Beschleunigungsprogramm für Planungs- und Genehmigungsverfahren

Im anschließenden Talk mit WAZ-Chefredakteur Andreas Tyrock äußerte sich Laschet auch zu seinen Plänen im Falle eines Wahlsieges. Als erste wichtige Regierungsentscheidungen nannte Laschet ein Beschleunigungsprogramm für Planungs- und Genehmigungsverfahren, den Aufbau eines Digitalministeriums und insgesamt eine überarbeitete Ministeriumsstruktur. Mit einem Kanzler Armin Laschet dürfte das bisher dem Bundesinnenministerium unterstellte Thema Wohnungsbau wohl eine Aufwertung erfahren. Laschet: „Bauen wird eines der großen Themen werden.“ Doch Laschet gab auch den Realisten: Ein solcher Verwaltungsumbau werde sicher auf viele Widerstände stoßen, dennoch sei er dringend erforderlich.

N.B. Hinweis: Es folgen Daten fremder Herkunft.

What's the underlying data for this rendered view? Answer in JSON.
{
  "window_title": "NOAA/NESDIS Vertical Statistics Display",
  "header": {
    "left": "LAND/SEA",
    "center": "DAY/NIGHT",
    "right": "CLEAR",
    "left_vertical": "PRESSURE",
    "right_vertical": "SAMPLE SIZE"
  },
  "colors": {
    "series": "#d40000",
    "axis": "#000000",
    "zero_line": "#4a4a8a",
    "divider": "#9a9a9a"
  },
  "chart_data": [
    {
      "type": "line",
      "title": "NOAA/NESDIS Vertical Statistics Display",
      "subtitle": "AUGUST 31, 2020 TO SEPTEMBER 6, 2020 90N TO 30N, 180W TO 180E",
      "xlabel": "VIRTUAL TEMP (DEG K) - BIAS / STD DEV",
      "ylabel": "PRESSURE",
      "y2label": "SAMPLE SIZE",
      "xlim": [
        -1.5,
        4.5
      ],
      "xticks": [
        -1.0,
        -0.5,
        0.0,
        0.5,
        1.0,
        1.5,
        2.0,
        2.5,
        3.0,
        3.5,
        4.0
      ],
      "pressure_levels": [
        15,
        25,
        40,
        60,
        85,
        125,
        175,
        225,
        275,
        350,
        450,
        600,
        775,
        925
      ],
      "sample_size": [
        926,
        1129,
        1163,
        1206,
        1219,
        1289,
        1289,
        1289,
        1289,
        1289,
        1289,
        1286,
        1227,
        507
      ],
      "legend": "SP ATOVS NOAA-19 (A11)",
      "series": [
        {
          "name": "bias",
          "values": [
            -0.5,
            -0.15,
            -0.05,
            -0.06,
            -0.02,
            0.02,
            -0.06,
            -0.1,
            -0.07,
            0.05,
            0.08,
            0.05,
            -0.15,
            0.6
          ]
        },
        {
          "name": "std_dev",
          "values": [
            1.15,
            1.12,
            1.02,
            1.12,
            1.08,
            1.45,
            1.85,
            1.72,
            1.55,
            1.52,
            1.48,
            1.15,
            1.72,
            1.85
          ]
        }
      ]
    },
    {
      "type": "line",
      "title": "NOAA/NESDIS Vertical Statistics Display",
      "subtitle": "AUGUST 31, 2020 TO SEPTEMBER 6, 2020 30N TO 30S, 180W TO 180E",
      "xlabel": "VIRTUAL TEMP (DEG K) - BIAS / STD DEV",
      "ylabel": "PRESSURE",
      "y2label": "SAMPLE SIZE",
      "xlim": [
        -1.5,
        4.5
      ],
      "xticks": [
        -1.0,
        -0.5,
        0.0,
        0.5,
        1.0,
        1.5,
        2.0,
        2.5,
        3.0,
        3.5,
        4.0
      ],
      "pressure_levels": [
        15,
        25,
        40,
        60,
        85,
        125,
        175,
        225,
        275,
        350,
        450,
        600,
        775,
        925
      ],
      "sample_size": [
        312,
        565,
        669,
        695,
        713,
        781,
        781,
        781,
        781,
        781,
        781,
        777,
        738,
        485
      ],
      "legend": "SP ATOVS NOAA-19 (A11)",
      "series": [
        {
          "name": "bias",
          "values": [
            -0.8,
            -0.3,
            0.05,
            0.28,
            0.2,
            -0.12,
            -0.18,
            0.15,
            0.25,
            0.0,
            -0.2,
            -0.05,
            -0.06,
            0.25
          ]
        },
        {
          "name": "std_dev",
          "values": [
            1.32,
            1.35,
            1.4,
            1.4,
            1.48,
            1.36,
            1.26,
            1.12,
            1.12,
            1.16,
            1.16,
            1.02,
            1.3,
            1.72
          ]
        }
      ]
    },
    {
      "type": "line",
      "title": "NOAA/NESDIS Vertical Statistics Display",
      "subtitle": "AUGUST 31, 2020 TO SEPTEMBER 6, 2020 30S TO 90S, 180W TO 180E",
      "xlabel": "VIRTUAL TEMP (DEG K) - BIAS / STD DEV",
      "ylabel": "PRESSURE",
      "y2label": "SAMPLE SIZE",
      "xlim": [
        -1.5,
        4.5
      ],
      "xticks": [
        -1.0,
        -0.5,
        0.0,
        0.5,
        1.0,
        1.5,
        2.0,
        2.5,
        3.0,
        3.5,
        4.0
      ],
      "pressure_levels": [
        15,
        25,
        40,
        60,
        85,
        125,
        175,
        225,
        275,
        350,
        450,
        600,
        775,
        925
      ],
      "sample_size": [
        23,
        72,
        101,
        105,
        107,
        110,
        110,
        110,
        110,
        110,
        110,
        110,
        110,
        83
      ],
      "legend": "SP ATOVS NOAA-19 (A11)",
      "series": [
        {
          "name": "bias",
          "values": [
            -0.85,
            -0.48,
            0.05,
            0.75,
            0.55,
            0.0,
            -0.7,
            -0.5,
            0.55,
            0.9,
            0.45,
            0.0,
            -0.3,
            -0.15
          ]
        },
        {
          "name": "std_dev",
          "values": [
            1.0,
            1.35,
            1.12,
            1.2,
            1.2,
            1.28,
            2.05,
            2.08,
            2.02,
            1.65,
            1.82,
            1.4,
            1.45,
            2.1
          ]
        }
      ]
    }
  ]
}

Zum Schluss ging es dann doch noch um den Wahlkampf. Andreas Tyrock wollte den Kanzlerkandidaten nicht ziehen lassen ohne ein Wort zu den historisch schlechten Umfragewerten für die Union und für ihn selbst. Wie er denn gewinnen wolle, fragte Tyrock trocken. „Mit Argumenten“, entgegnete Laschet kurz. Die Umfragen? „Im Moment sind sie schlecht, ja das stimmt“, räumte er ein. „Aber wir setzen alles daran, das zu ändern.“

Info:

Seit über 30 Jahren gehört das Politische Forum Ruhr zu den wichtigsten Debattenforen im Ruhrgebiet. Die aus einer Privatinitiative des Essener Rechtsanwaltes und derzeitigen NRW-Europaministers Stephan Holthoff-Pförtner hervorgegangene Kongressreihe zählt nach eigenen Angaben zu den gesellschaftspolitischen Veranstaltungsreihen mit der nach eigenen Angaben größten Publikumsresonanz in Deutschland.